Pedido de intervención viene de la Presidencia
De acuerdo a Granasa, el pedido de intervención nace de la Secretaría Técnica de Gestión Inmobiliaria del Sector Público (Inmobiliar), que ahora depende de la Presidencia, «aduciendo una calidad de accionista del 2,56 %, cuya propiedad atraviesa un proceso legal».
Inmobiliar solicitó a la editora de periódicos el «detalle de asesores legales mantenidos por el periodo comprendido entre 2022 y 2025, el que debe incluir una matriz de los casos atendidos por ellos, indicando cuales se encuentran cerrados o vigentes a la fecha actual».

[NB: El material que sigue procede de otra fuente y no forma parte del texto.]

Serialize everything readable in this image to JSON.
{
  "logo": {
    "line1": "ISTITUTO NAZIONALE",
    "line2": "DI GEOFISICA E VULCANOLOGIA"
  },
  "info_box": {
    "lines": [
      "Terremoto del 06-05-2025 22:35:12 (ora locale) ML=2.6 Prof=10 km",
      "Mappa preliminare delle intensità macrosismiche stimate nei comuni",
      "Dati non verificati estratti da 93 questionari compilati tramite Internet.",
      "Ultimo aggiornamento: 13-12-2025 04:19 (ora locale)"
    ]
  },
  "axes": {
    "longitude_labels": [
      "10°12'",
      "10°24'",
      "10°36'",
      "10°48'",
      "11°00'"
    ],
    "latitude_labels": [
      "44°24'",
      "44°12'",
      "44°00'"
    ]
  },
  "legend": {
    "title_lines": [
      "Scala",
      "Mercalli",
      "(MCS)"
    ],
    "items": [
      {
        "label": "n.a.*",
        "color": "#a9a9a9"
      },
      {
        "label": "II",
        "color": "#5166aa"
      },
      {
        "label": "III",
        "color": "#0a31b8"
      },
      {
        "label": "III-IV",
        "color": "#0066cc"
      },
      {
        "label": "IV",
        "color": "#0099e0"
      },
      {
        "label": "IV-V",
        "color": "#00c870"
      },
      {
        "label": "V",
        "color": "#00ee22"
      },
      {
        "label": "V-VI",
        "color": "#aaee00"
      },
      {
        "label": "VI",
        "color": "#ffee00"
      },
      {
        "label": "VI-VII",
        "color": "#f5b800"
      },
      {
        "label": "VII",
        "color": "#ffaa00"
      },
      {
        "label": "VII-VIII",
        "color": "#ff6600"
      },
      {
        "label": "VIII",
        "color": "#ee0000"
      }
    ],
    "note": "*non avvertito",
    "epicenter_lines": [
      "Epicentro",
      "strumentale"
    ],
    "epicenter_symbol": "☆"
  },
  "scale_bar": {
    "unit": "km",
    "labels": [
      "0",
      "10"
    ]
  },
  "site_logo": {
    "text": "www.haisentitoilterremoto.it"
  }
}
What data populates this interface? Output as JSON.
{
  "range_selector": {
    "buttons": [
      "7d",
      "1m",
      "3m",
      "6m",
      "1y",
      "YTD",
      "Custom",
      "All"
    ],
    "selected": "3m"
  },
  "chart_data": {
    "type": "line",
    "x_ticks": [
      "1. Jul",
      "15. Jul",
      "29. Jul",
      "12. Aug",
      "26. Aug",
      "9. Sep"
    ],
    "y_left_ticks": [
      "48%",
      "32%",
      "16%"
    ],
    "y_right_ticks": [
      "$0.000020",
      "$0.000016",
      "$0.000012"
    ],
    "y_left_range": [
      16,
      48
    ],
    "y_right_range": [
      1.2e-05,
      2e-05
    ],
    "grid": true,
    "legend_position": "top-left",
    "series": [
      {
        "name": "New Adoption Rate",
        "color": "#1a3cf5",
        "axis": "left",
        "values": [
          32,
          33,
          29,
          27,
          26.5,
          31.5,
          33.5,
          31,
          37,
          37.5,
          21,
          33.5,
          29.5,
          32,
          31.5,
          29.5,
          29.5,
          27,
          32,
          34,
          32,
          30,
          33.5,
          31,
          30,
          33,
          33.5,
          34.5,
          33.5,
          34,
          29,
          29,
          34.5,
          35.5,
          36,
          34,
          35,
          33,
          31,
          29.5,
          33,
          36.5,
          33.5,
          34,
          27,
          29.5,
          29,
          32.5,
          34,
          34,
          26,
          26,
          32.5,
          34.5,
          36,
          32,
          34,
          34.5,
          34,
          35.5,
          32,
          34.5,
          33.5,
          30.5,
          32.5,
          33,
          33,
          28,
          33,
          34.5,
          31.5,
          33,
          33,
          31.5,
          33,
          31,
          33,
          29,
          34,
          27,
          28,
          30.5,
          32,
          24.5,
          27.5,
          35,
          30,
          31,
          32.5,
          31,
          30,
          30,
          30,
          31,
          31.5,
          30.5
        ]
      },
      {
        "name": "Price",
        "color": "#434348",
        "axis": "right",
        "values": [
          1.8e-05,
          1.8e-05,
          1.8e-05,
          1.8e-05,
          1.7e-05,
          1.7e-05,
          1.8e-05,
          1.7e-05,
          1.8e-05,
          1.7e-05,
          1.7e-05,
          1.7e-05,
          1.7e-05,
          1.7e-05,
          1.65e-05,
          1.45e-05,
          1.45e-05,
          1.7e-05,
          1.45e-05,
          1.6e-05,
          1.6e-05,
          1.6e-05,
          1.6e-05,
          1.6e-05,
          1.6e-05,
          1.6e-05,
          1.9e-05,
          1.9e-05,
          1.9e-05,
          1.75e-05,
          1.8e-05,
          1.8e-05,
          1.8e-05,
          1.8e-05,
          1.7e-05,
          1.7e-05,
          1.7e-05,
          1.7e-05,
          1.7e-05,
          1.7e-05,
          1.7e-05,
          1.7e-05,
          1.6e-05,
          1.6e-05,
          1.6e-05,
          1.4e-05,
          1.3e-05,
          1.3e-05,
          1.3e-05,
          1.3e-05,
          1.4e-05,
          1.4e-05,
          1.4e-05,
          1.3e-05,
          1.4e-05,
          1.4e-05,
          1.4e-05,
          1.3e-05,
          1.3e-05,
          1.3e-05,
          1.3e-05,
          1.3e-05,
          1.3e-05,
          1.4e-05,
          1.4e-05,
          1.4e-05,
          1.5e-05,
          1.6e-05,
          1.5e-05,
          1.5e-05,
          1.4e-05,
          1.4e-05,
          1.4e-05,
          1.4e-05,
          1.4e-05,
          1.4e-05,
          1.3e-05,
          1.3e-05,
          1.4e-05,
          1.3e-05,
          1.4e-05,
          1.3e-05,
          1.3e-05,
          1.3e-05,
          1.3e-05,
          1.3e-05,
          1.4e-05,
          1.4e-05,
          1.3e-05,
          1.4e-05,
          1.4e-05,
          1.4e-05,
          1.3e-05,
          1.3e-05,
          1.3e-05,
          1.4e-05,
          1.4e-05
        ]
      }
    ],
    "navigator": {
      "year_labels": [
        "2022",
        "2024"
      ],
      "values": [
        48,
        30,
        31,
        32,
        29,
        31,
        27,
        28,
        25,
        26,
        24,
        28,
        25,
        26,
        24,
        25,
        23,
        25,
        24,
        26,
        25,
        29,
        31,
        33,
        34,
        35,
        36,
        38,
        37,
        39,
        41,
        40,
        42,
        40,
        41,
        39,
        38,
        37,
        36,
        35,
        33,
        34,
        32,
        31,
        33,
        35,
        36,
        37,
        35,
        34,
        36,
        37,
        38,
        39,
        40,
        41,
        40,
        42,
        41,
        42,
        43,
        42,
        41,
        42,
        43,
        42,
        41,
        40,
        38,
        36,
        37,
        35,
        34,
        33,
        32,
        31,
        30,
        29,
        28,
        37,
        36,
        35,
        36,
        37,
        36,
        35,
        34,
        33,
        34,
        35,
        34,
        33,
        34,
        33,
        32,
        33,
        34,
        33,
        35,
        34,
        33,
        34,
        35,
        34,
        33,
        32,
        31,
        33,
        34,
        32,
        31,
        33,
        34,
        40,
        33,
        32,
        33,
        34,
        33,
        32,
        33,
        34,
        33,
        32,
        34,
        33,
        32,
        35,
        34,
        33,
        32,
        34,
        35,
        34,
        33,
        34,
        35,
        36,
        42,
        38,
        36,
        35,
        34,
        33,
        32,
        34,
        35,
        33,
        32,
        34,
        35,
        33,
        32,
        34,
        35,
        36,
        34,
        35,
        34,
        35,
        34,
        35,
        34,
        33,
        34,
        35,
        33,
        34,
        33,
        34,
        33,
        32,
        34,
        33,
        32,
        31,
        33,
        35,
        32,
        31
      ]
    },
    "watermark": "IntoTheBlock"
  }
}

Información que, a criterio de Granasa, no está en obligación de proporcionar porque existen «razones objetivas para considerar que podría utilizarse para fines extra sociales o su publicidad perjudique los intereses de la compañía», de acuerdo a la Ley de Compañías.
«Es pública la posición crítica de Diario Expreso frente a la gestión del presidente Daniel Noboa, cabeza de la Función Ejecutiva de la que depende Inmobiliar, por lo que existen serios riesgos de que la información solicitada puede ser utilizada de manera poco objetiva y en detrimento de los intereses de la empresa y de sus accionistas», señaló el medio este jueves.
Granasa ha denunciado que el Gobierno de Noboa intenta «someter a una de las pocas voces críticas a su gestión que existen en Ecuador», pues como antecedente señalan que la Superintendencia también ha tratado de «adueñarse del 40 % de las acciones» de la empresa, al detectar supuestas irregularidades en un traspaso realizado hace seis años.
Represalias del Gobierno
Además, han alertado de «otros intentos infructuosos de menoscabar la integridad y credibilidad de Granasa a través del Servicio de Rentas Internas (administración tributaria) y de la Fiscalía, con acusaciones sin sustento sobre supuesta defraudación tributaria y lavado de activos que se quedan sin piso».
El pasado 5 de enero, la Sociedad Interamericana de Prensa (SIP) denunció «represalias» del Gobierno ecuatoriano contra Granasa y señaló que «el uso de una institución pública para hostigar a medios críticos es una de las formas más sofisticadas de censura indirecta».